Abdur-Rahmaan Janhangeer | ...

Programming is taking a turn most people aren’t ready for. I opened the README of fastrender (wilsonzlin/fastrender), a vibe-coded browser built from scratch (that works), expecting orientation, context, and a clear map. Instead, I found something else entirely. The README isn’t written for humans, it’s written for models. To navigate the project you need an LLM, and running it or understanding it without AI feels almost impossible.

This is a sharp break from what READMEs have traditionally been. They explain what the project is, where it stands, how to install and run it, and often show screenshots to help form a mental model. Here, that layer is gone. There’s no overview designed for human consumption, no gentle entry point, no narrative guidance.

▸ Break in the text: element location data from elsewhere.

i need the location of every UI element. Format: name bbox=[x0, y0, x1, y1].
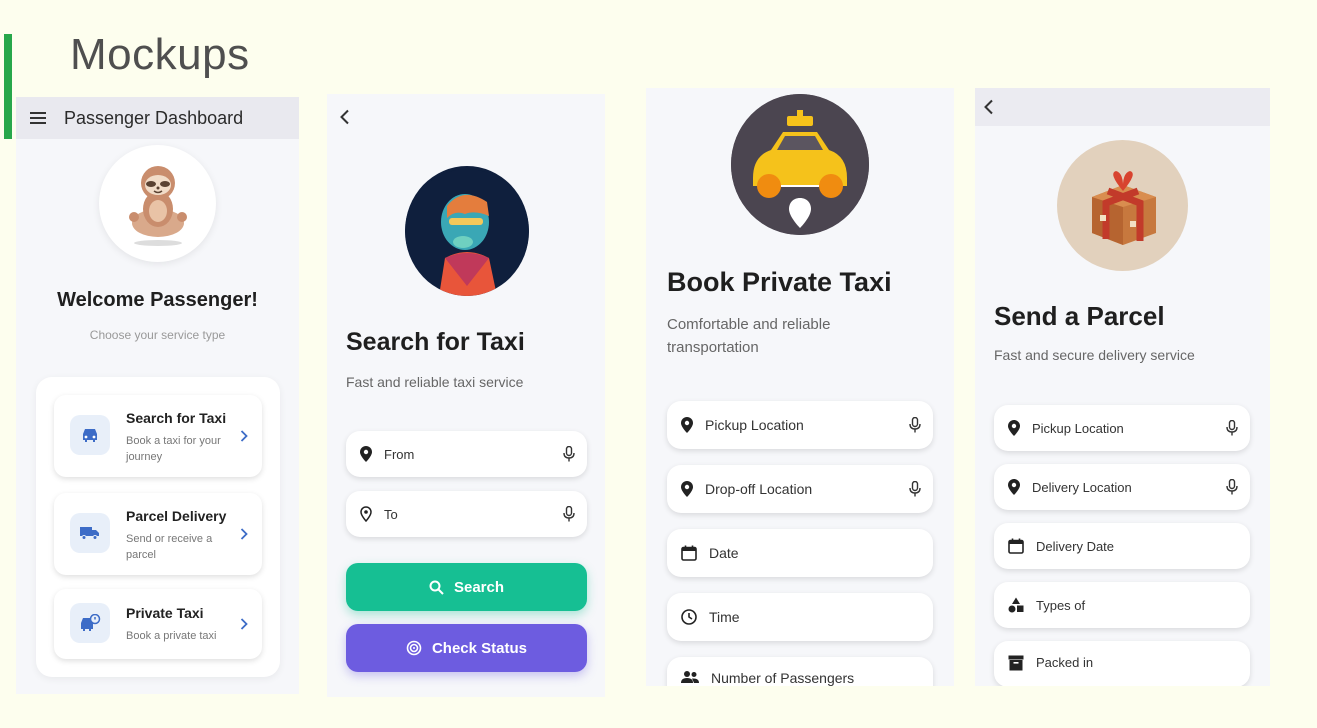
location-pin-outline-icon bbox=[360, 506, 372, 522]
location-pin-icon bbox=[1008, 479, 1020, 495]
track-status-icon bbox=[406, 640, 422, 656]
packed-placeholder: Packed in bbox=[1036, 655, 1094, 670]
service-desc: Book a taxi for your journey bbox=[126, 435, 221, 463]
chevron-right-icon bbox=[240, 617, 248, 635]
service-title: Parcel Delivery bbox=[126, 508, 227, 524]
microphone-icon[interactable] bbox=[1226, 479, 1238, 495]
to-input[interactable]: To bbox=[346, 491, 587, 537]
microphone-icon[interactable] bbox=[909, 417, 921, 433]
microphone-icon[interactable] bbox=[1226, 420, 1238, 436]
menu-icon[interactable] bbox=[30, 112, 46, 124]
from-input[interactable]: From bbox=[346, 431, 587, 477]
private-title: Book Private Taxi bbox=[667, 267, 892, 297]
parcel-pickup-input[interactable]: Pickup Location bbox=[994, 405, 1250, 451]
parcel-title: Send a Parcel bbox=[994, 301, 1165, 331]
chevron-right-icon bbox=[240, 527, 248, 545]
welcome-subtitle: Choose your service type bbox=[89, 328, 226, 342]
passengers-placeholder: Number of Passengers bbox=[711, 670, 855, 686]
delivery-date-input[interactable]: Delivery Date bbox=[994, 523, 1250, 569]
pickup-location-input[interactable]: Pickup Location bbox=[667, 401, 933, 449]
delivery-location-placeholder: Delivery Location bbox=[1032, 479, 1132, 495]
dropoff-location-input[interactable]: Drop-off Location bbox=[667, 465, 933, 513]
truck-icon bbox=[70, 513, 110, 553]
location-pin-icon bbox=[681, 417, 693, 433]
app-bar-title: Passenger Dashboard bbox=[64, 107, 244, 128]
search-title: Search for Taxi bbox=[346, 328, 525, 356]
gift-box-avatar bbox=[1057, 140, 1188, 271]
shapes-icon bbox=[1008, 597, 1024, 613]
service-desc: Book a private taxi bbox=[126, 630, 217, 642]
chevron-right-icon bbox=[240, 429, 248, 447]
check-status-label: Check Status bbox=[431, 639, 528, 657]
service-search-taxi[interactable]: Search for Taxi Book a taxi for your jou… bbox=[54, 395, 262, 477]
service-parcel-delivery[interactable]: Parcel Delivery Send or receive a parcel bbox=[54, 493, 262, 575]
location-pin-icon bbox=[1008, 420, 1020, 436]
archive-box-icon bbox=[1008, 655, 1024, 671]
service-title: Search for Taxi bbox=[126, 410, 227, 426]
private-subtitle-line2: transportation bbox=[667, 339, 759, 356]
search-icon bbox=[429, 580, 444, 595]
clock-icon bbox=[681, 609, 697, 625]
location-pin-icon bbox=[681, 481, 693, 497]
passengers-input[interactable]: Number of Passengers bbox=[667, 657, 933, 686]
taxi-driver-avatar bbox=[405, 166, 529, 296]
delivery-location-input[interactable]: Delivery Location bbox=[994, 464, 1250, 510]
services-card: Search for Taxi Book a taxi for your jou… bbox=[36, 377, 280, 677]
date-input[interactable]: Date bbox=[667, 529, 933, 577]
search-taxi-screen: Search for Taxi Fast and reliable taxi s… bbox=[327, 94, 605, 697]
delivery-date-placeholder: Delivery Date bbox=[1036, 538, 1115, 554]
parcel-types-input[interactable]: Types of bbox=[994, 582, 1250, 628]
search-button-label: Search bbox=[453, 578, 505, 596]
passenger-dashboard-screen: Passenger Dashboard Welcome Passenger! C… bbox=[16, 97, 299, 694]
slide-title: Mockups bbox=[70, 30, 250, 79]
check-status-button[interactable]: Check Status bbox=[346, 624, 587, 672]
service-desc: Send or receive a parcel bbox=[126, 533, 213, 561]
private-car-icon bbox=[70, 603, 110, 643]
time-input[interactable]: Time bbox=[667, 593, 933, 641]
car-icon bbox=[70, 415, 110, 455]
back-arrow-icon[interactable] bbox=[983, 99, 995, 115]
time-placeholder: Time bbox=[709, 609, 740, 625]
taxi-car-avatar bbox=[731, 94, 869, 235]
parcel-pickup-placeholder: Pickup Location bbox=[1032, 420, 1124, 436]
private-subtitle-line1: Comfortable and reliable bbox=[667, 316, 831, 333]
packed-in-input[interactable]: Packed in bbox=[994, 641, 1250, 686]
calendar-icon bbox=[681, 545, 697, 561]
microphone-icon[interactable] bbox=[563, 446, 575, 462]
microphone-icon[interactable] bbox=[563, 506, 575, 522]
from-placeholder: From bbox=[384, 446, 415, 462]
search-subtitle: Fast and reliable taxi service bbox=[346, 374, 524, 390]
service-private-taxi[interactable]: Private Taxi Book a private taxi bbox=[54, 589, 262, 659]
people-icon bbox=[681, 670, 699, 684]
location-pin-icon bbox=[360, 446, 372, 462]
book-private-taxi-screen: Book Private Taxi Comfortable and reliab… bbox=[646, 88, 954, 686]
pickup-placeholder: Pickup Location bbox=[705, 417, 804, 433]
microphone-icon[interactable] bbox=[909, 481, 921, 497]
date-placeholder: Date bbox=[709, 545, 739, 561]
app-bar: Passenger Dashboard bbox=[16, 97, 299, 139]
calendar-icon bbox=[1008, 538, 1024, 554]
search-button[interactable]: Search bbox=[346, 563, 587, 611]
parcel-subtitle: Fast and secure delivery service bbox=[994, 347, 1195, 363]
back-arrow-icon[interactable] bbox=[333, 105, 357, 129]
sloth-avatar bbox=[99, 145, 216, 262]
to-placeholder: To bbox=[384, 506, 398, 522]
slide-accent-bar bbox=[4, 34, 12, 139]
send-parcel-screen: Send a Parcel Fast and secure delivery s… bbox=[975, 88, 1270, 686]
types-placeholder: Types of bbox=[1036, 597, 1086, 613]
welcome-heading: Welcome Passenger! bbox=[57, 289, 258, 311]
dropoff-placeholder: Drop-off Location bbox=[705, 481, 813, 497]
service-title: Private Taxi bbox=[126, 605, 204, 621]
app-bar bbox=[975, 88, 1270, 126]
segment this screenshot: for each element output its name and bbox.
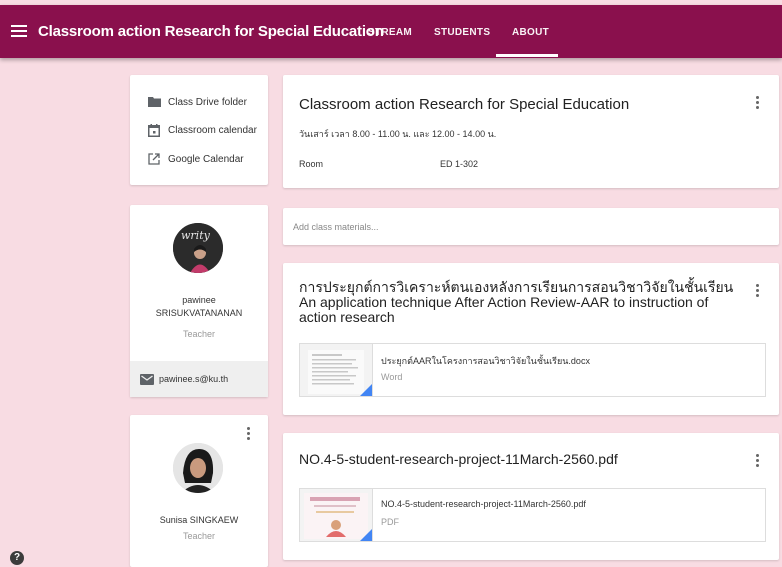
teacher-card: Sunisa SINGKAEW Teacher	[130, 415, 268, 567]
class-links-card: Class Drive folder Classroom calendar Go…	[130, 75, 268, 185]
svg-text:writy: writy	[181, 229, 211, 242]
menu-icon[interactable]	[11, 25, 27, 39]
calendar-icon	[148, 124, 160, 137]
teacher-card: writy pawinee SRISUKVATANANAN Teacher pa…	[130, 205, 268, 397]
active-tab-indicator	[496, 54, 558, 57]
more-options-icon[interactable]	[755, 284, 759, 300]
document-thumbnail	[300, 344, 373, 396]
more-options-icon[interactable]	[246, 427, 250, 443]
link-label: Classroom calendar	[168, 125, 257, 136]
add-materials-placeholder: Add class materials...	[293, 222, 379, 232]
avatar: writy	[173, 223, 223, 273]
teacher-name-line2: SRISUKVATANANAN	[155, 308, 243, 318]
course-schedule: วันเสาร์ เวลา 8.00 - 11.00 น. และ 12.00 …	[299, 129, 497, 139]
link-label: Google Calendar	[168, 154, 244, 165]
course-title: Classroom action Research for Special Ed…	[299, 96, 630, 113]
post-title: NO.4-5-student-research-project-11March-…	[299, 451, 618, 467]
email-icon	[140, 374, 154, 385]
course-about-card: Classroom action Research for Special Ed…	[283, 75, 779, 188]
attachment-name: NO.4-5-student-research-project-11March-…	[381, 499, 586, 509]
room-label: Room	[299, 159, 324, 169]
top-app-bar: Classroom action Research for Special Ed…	[0, 5, 782, 58]
teacher-name: Sunisa SINGKAEW	[159, 515, 239, 525]
link-label: Class Drive folder	[168, 97, 247, 108]
teacher-email-row[interactable]: pawinee.s@ku.th	[130, 361, 268, 397]
add-class-materials-box[interactable]: Add class materials...	[283, 208, 779, 245]
tab-stream[interactable]: STREAM	[368, 27, 412, 38]
teacher-name: pawinee SRISUKVATANANAN	[130, 294, 268, 320]
folder-icon	[148, 97, 161, 107]
tab-about[interactable]: ABOUT	[512, 27, 549, 38]
tab-students[interactable]: STUDENTS	[434, 27, 490, 38]
teacher-name-line1: pawinee	[182, 295, 216, 305]
attachment-card[interactable]: NO.4-5-student-research-project-11March-…	[299, 488, 766, 542]
attachment-type: Word	[381, 372, 403, 382]
room-value: ED 1-302	[440, 159, 479, 169]
teacher-role: Teacher	[182, 329, 216, 339]
help-icon[interactable]: ?	[10, 551, 24, 565]
avatar	[173, 443, 223, 493]
material-post-card: NO.4-5-student-research-project-11March-…	[283, 433, 779, 560]
more-options-icon[interactable]	[755, 96, 759, 112]
teacher-email: pawinee.s@ku.th	[159, 374, 229, 384]
attachment-card[interactable]: ประยุกต์AARในโครงการสอนวิชาวิจัยในชั้นเร…	[299, 343, 766, 397]
post-title: การประยุกต์การวิเคราะห์ตนเองหลังการเรียน…	[299, 279, 734, 325]
open-in-new-icon	[148, 153, 160, 165]
app-title[interactable]: Classroom action Research for Special Ed…	[38, 23, 384, 40]
more-options-icon[interactable]	[755, 454, 759, 470]
teacher-role: Teacher	[182, 531, 216, 541]
material-post-card: การประยุกต์การวิเคราะห์ตนเองหลังการเรียน…	[283, 263, 779, 415]
attachment-name: ประยุกต์AARในโครงการสอนวิชาวิจัยในชั้นเร…	[381, 356, 590, 366]
document-thumbnail	[300, 489, 373, 541]
attachment-type: PDF	[381, 517, 399, 527]
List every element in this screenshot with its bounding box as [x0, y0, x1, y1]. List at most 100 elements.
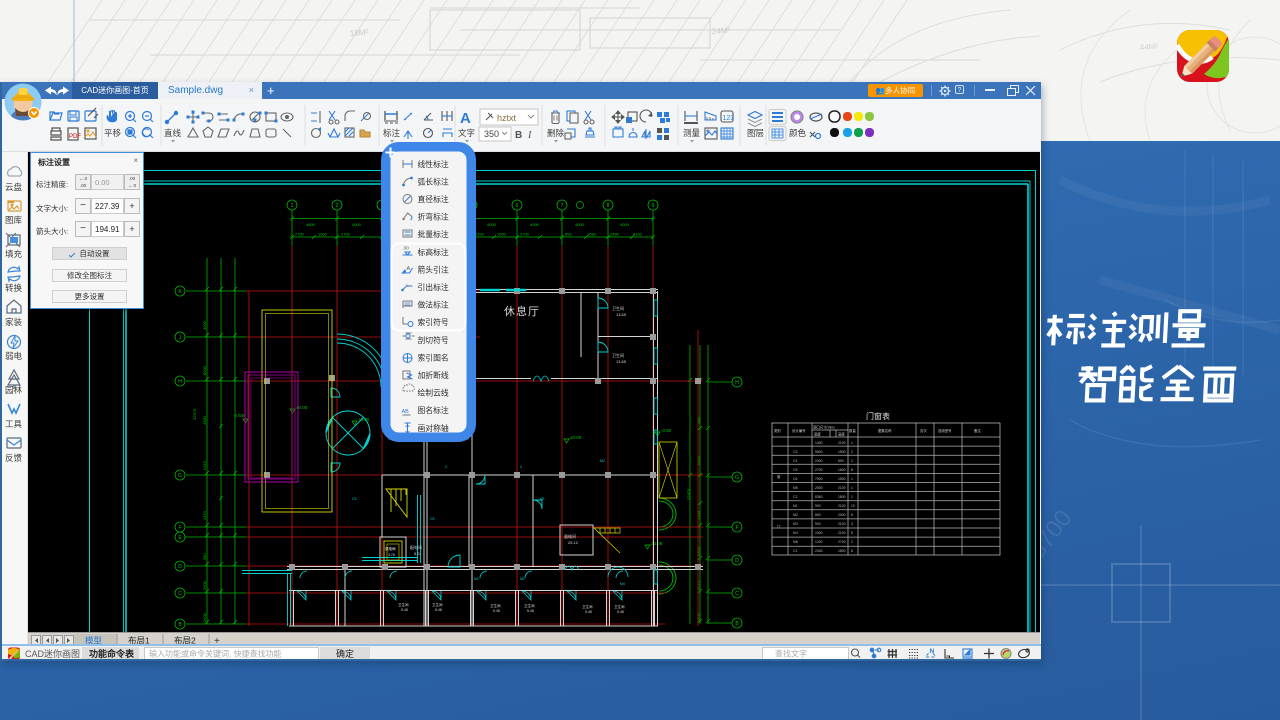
- svg-text:宽度: 宽度: [814, 432, 821, 437]
- svg-text:B: B: [515, 130, 522, 141]
- svg-text:2700: 2700: [520, 232, 530, 237]
- svg-text:4000: 4000: [202, 320, 207, 330]
- svg-text:标高标注: 标高标注: [418, 247, 449, 257]
- svg-text:批量标注: 批量标注: [418, 229, 449, 239]
- svg-text:C3: C3: [793, 450, 797, 454]
- svg-text:5: 5: [851, 531, 853, 535]
- svg-text:类别: 类别: [774, 428, 781, 433]
- svg-text:B: B: [735, 621, 739, 627]
- svg-text:2100: 2100: [838, 486, 846, 490]
- svg-text:C5: C5: [793, 468, 797, 472]
- svg-text:备注: 备注: [974, 428, 981, 433]
- svg-text:8: 8: [851, 468, 853, 472]
- svg-text:页次: 页次: [920, 428, 927, 433]
- svg-text:G: G: [735, 475, 739, 481]
- svg-text:123: 123: [723, 115, 735, 122]
- svg-text:2470: 2470: [202, 510, 207, 520]
- svg-text:绘制云线: 绘制云线: [418, 388, 449, 398]
- svg-text:C2: C2: [793, 495, 797, 499]
- svg-text:CAD迷你画图: CAD迷你画图: [25, 648, 80, 659]
- svg-text:2: 2: [336, 203, 339, 209]
- svg-text:1800: 1800: [838, 549, 846, 553]
- svg-text:高度: 高度: [838, 432, 845, 437]
- svg-text:350: 350: [484, 129, 499, 139]
- svg-text:A: A: [460, 110, 471, 127]
- svg-text:2100: 2100: [838, 441, 846, 445]
- svg-text:M6: M6: [793, 540, 798, 544]
- svg-text:直径标注: 直径标注: [418, 194, 449, 204]
- svg-text:4000: 4000: [487, 222, 497, 227]
- svg-text:F: F: [735, 525, 738, 531]
- svg-text:2480: 2480: [610, 232, 620, 237]
- svg-text:3170: 3170: [696, 580, 701, 590]
- svg-text:6: 6: [516, 203, 519, 209]
- svg-text:云盘: 云盘: [5, 182, 23, 192]
- svg-text:900: 900: [815, 522, 821, 526]
- svg-text:卫生间: 卫生间: [582, 604, 593, 609]
- svg-text:1500: 1500: [696, 510, 701, 520]
- svg-text:8360: 8360: [815, 495, 823, 499]
- svg-text:J: J: [179, 335, 182, 341]
- svg-text:K: K: [178, 289, 182, 295]
- svg-text:图集名称: 图集名称: [878, 428, 892, 433]
- svg-text:9600: 9600: [815, 450, 823, 454]
- svg-text:1500: 1500: [497, 232, 507, 237]
- svg-text:加折断线: 加折断线: [418, 370, 449, 380]
- svg-text:C3: C3: [352, 497, 357, 501]
- svg-text:卫生间: 卫生间: [614, 604, 625, 609]
- svg-text:1: 1: [851, 477, 853, 481]
- svg-text:1500: 1500: [838, 477, 846, 481]
- svg-text:600: 600: [838, 459, 844, 463]
- svg-text:G: G: [178, 473, 182, 479]
- svg-text:4000: 4000: [575, 222, 585, 227]
- svg-text:32970: 32970: [686, 488, 691, 500]
- svg-text:设计编号: 设计编号: [792, 428, 806, 433]
- svg-text:2700: 2700: [295, 232, 305, 237]
- svg-text:5.3: 5.3: [414, 551, 420, 556]
- svg-text:13.65: 13.65: [616, 312, 627, 317]
- svg-text:B: B: [178, 622, 182, 628]
- svg-text:2700: 2700: [341, 232, 351, 237]
- svg-text:C1: C1: [793, 549, 797, 553]
- svg-text:删除: 删除: [547, 128, 565, 138]
- svg-text:园林: 园林: [5, 385, 23, 395]
- svg-text:2440: 2440: [815, 549, 823, 553]
- svg-text:3: 3: [851, 522, 853, 526]
- svg-text:M1: M1: [540, 497, 545, 501]
- svg-text:7500: 7500: [815, 477, 823, 481]
- svg-text:转换: 转换: [5, 283, 23, 293]
- svg-text:器械间: 器械间: [564, 533, 576, 539]
- svg-text:测量: 测量: [683, 128, 701, 138]
- svg-text:A: A: [407, 266, 411, 272]
- svg-text:4000: 4000: [530, 222, 540, 227]
- svg-text:5.48: 5.48: [585, 610, 592, 614]
- svg-text:M2: M2: [793, 513, 798, 517]
- svg-text:2: 2: [851, 450, 853, 454]
- svg-text:做法标注: 做法标注: [418, 300, 449, 310]
- svg-text:8: 8: [851, 513, 853, 517]
- svg-text:C: C: [735, 591, 739, 597]
- svg-text:线性标注: 线性标注: [418, 159, 449, 169]
- svg-text:8: 8: [851, 549, 853, 553]
- svg-text:25.12: 25.12: [568, 540, 579, 545]
- svg-text:13.65: 13.65: [616, 359, 627, 364]
- svg-text:填充: 填充: [5, 249, 23, 259]
- svg-text:○: ○: [406, 283, 409, 289]
- svg-text:卫生间: 卫生间: [398, 602, 409, 607]
- svg-text:M4: M4: [793, 531, 798, 535]
- svg-text:图库: 图库: [5, 215, 23, 225]
- svg-text:工具: 工具: [5, 419, 23, 429]
- svg-text:M3: M3: [793, 522, 798, 526]
- svg-text:1487: 1487: [696, 415, 701, 425]
- svg-text:折弯标注: 折弯标注: [418, 212, 449, 222]
- svg-text:索引符号: 索引符号: [418, 317, 449, 327]
- svg-text:弱电: 弱电: [5, 351, 23, 361]
- svg-text:2: 2: [851, 459, 853, 463]
- svg-text:4000: 4000: [352, 222, 362, 227]
- svg-text:5.48: 5.48: [435, 608, 442, 612]
- svg-text:4000: 4000: [620, 222, 630, 227]
- svg-text:6000: 6000: [696, 455, 701, 465]
- svg-text:数量: 数量: [849, 428, 856, 433]
- svg-text:C5: C5: [430, 517, 435, 521]
- svg-text:hztxt: hztxt: [497, 113, 517, 123]
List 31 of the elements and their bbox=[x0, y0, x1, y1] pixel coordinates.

Education takes a hit as a result. There’s no guided path into the system, no explanation of how the pieces fit together. You either read raw code or rely on an LLM to translate and contextualize it for you. Human-to-human knowledge transfer is no longer the primary design goal.

That shift isn’t accidental, it’s a signal. Code is no longer mainly written to be read by other engineers. It’s written to be navigated, extended, and regenerated by machines. Humans are moving into a supervisory role, approving and steering rather than deeply reading.

Still, there is a bright side. People are building competitors to existing engines. This breaks the monopoly that Google for example, has on tech.